Por Luis Fernández luisfs50@gmail.com (corresponsal en España)
Fue un hecho horrible, por el desenlace, pero terrible por su preparación previa, y sorprendente por la composición del grupo delictivo.
No reúnen el perfil que generalmente asignamos a un barra brava. Hay padres de familia, hay profesionales.
Nuevamente aparecen esos “valores” tan extraños para el Uruguay de hace poco.
Hubiera sido repudiable, si esto hubiera ocurrido por un cruce entre barras a la salida de un estadio, pero fue dolorosa y tristemente peor.
Como en esa fecha un equipo conmemoraba algo, se presumía habría cierta exhibición de banderas. Ese era el objetivo estratégico!!
Un integrante de este grupo, recorrió kilómetros de la capital en moto, buscando alguna “presa”. Este personaje, salió a “cazar” banderas!!!

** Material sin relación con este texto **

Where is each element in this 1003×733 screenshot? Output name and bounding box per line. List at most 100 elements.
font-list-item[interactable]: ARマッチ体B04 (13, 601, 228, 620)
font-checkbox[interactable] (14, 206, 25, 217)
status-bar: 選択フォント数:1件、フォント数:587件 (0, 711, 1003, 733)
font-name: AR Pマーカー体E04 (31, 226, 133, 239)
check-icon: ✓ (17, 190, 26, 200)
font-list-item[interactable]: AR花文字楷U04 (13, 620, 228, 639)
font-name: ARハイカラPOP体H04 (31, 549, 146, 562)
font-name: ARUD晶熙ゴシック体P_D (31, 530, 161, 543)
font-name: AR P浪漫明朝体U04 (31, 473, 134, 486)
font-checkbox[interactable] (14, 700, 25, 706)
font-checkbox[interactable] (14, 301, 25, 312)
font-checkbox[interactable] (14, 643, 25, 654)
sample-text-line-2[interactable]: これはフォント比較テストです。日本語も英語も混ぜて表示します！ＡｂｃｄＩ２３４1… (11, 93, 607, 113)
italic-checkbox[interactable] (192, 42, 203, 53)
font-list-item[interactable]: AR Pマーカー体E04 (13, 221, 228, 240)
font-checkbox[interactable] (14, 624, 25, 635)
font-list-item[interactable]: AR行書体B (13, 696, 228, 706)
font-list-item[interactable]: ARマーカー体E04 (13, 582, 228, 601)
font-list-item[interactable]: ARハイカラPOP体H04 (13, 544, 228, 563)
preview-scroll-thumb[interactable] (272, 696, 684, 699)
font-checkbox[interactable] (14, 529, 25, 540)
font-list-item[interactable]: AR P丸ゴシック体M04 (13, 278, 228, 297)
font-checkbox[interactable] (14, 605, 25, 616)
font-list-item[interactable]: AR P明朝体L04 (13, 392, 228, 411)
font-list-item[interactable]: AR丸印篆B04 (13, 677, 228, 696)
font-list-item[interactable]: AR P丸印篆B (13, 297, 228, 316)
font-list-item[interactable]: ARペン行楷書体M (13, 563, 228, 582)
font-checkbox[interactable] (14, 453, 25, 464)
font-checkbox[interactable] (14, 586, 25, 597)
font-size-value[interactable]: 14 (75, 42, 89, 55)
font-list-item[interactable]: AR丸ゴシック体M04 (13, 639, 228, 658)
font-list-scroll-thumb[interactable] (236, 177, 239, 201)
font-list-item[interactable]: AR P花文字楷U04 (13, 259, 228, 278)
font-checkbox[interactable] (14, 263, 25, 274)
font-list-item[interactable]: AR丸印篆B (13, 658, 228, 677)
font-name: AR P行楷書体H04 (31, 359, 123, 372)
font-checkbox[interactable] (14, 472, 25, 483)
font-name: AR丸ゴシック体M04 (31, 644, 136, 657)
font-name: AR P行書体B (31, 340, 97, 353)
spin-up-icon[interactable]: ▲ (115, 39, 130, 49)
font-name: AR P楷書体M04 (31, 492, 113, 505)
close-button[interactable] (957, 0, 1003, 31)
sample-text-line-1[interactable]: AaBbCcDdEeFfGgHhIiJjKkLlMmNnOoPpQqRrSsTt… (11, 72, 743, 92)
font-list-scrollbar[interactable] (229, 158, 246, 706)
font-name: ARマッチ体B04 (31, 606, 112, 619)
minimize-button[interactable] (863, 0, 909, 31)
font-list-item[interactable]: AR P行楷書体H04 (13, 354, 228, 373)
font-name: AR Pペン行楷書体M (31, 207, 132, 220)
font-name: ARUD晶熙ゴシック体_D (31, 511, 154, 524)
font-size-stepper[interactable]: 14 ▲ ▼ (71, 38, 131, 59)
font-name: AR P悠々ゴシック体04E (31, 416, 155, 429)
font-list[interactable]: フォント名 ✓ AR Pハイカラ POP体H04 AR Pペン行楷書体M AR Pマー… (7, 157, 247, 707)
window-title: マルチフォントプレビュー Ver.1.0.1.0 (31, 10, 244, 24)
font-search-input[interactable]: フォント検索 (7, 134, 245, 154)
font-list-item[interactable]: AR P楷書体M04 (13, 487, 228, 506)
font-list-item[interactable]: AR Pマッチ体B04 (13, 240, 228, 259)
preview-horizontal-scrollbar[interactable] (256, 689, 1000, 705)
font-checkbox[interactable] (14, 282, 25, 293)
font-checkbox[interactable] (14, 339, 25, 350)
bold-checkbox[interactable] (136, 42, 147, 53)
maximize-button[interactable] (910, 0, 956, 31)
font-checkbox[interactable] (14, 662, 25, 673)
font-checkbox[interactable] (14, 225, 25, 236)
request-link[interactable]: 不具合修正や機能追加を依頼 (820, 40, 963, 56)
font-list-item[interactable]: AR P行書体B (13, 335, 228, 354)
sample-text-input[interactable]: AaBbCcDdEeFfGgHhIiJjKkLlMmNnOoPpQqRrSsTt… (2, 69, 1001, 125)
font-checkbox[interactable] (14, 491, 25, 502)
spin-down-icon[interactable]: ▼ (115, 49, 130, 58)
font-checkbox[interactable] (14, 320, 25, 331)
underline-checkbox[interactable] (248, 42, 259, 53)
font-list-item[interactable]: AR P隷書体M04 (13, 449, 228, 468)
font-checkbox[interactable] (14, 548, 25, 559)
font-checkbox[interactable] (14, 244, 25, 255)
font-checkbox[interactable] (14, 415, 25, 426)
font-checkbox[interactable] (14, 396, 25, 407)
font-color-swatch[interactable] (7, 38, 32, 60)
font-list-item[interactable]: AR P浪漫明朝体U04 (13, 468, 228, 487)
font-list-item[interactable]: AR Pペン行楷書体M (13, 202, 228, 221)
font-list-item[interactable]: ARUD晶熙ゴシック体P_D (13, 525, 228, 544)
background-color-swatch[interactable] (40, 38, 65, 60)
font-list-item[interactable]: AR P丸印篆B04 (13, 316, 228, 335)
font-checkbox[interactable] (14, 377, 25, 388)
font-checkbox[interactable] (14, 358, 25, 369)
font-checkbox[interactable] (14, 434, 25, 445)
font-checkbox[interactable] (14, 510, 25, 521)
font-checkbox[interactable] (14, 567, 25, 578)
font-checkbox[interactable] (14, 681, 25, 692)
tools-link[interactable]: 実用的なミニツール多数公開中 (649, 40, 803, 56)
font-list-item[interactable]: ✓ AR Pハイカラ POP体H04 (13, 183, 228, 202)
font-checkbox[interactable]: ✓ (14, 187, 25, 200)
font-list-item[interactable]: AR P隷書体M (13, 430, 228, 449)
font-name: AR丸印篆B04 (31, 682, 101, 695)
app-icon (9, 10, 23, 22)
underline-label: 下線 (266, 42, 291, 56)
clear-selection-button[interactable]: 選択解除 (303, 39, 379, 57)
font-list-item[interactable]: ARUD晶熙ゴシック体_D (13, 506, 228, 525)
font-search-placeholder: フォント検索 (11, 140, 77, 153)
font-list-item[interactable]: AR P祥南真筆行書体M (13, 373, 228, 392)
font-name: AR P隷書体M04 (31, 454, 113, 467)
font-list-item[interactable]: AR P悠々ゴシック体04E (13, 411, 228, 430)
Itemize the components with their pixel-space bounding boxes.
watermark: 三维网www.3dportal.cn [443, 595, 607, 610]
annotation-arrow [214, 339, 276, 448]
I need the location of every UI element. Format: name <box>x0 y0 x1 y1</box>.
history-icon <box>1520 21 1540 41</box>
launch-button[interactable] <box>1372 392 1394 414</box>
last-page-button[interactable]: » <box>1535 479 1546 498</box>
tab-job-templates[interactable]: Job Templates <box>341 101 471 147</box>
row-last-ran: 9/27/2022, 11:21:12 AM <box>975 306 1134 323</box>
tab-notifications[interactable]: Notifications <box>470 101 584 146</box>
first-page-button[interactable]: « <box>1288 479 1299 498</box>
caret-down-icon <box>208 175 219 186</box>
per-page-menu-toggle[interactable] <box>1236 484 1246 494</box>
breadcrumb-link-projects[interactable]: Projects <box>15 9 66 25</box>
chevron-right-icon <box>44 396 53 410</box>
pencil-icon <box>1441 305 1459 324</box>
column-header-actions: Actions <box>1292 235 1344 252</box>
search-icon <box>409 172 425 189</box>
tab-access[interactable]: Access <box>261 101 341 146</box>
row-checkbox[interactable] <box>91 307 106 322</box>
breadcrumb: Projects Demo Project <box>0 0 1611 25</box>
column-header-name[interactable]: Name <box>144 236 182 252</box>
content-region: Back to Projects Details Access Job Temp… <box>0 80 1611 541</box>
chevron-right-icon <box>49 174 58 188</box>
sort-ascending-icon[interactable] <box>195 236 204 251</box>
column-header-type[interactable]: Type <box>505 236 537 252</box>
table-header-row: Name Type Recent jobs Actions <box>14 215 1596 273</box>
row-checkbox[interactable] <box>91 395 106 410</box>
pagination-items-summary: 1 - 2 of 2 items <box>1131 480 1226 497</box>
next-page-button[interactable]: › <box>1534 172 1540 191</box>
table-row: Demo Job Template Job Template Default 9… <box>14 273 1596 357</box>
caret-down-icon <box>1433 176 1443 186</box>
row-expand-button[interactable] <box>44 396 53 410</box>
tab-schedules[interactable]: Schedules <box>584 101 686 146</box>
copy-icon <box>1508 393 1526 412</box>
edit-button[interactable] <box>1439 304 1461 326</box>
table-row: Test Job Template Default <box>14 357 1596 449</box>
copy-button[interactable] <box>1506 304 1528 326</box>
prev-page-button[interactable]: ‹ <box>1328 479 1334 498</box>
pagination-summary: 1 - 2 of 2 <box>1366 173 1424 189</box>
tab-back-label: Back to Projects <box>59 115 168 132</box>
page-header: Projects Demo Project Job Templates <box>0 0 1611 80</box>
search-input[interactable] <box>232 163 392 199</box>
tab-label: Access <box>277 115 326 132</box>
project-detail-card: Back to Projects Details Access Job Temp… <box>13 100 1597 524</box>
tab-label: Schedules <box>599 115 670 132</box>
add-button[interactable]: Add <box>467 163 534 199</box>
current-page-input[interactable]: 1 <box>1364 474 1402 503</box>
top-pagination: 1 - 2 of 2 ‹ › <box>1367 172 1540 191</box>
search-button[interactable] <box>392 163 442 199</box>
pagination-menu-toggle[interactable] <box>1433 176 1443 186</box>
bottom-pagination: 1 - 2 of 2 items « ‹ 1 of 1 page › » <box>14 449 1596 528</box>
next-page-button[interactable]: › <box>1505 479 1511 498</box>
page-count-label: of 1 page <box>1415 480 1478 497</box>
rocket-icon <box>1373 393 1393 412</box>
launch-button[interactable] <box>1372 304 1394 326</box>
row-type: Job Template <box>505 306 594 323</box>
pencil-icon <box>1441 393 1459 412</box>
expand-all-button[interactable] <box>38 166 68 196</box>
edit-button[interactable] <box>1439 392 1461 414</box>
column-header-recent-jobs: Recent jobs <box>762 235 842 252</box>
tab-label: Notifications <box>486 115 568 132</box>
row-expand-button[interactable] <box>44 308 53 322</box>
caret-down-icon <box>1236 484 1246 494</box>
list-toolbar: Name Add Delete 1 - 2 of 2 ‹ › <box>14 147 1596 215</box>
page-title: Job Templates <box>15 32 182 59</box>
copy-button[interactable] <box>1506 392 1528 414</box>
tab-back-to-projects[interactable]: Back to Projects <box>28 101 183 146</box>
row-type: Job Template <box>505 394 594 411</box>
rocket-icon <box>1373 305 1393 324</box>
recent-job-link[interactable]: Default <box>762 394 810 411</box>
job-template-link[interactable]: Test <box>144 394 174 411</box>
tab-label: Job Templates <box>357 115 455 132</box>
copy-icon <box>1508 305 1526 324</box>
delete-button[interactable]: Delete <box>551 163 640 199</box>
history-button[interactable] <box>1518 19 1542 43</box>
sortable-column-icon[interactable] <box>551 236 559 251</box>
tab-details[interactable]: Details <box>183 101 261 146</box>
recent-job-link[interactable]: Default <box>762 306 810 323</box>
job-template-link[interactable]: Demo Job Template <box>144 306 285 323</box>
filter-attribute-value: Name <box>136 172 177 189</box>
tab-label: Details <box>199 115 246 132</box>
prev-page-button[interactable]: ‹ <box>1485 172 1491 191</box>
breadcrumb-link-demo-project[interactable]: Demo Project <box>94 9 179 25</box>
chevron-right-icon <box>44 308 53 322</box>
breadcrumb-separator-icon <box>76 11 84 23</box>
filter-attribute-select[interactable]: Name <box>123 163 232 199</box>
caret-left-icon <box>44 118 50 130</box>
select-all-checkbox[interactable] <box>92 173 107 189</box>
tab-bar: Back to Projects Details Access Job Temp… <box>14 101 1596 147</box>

Se enteraron que Santa Lucía era el lugar indicado y salieron armados con armas y drogas, a la caza de banderas.
¿Por qué? Porque se “subirían” las fotos a las redes, para exhibirlas como “trofeos”.
El Estado hace lo que está establecido. Los atrapó y los está juzgando.
Si nosotros damos vuelta la página dicendo: “¡Qué barbaridad!!” y vamos abuscar otra “noticia”, de algún modo también estamos siendo “colonizados”; sino por “activa”, al menos por “pasiva”.
- Esta gente no son marginales; algunos tienen un nivel de información cultural de medio para arriba.
- ¿Cuántos son? ¿Cuántos “festejarían” al ver esas fotos en las redes? ¿Cuántos hoy pueden estar cercanos a su influencia?
- ¿En qué están pensando los del “bando” contrario que se mueven con esos esquemas mentales? ¿Podemos ser tan ingenuos de creer que la cosa terminará acá?
Cuando hace horas escribíamos sobre el desprecio por el “otro”, poníamos el ejemplo de ese aviso: “¿Te gustaría matar nazis?”
A nuestros jóvenes no les podemos prohibir las redes, que también tienen su utilidad. Pero no debemos distraernos con los problemas cotidianos y dejar de conversar con ellos. También la Enseñanza formal debería hacer algo, sobretodo en Secundaria.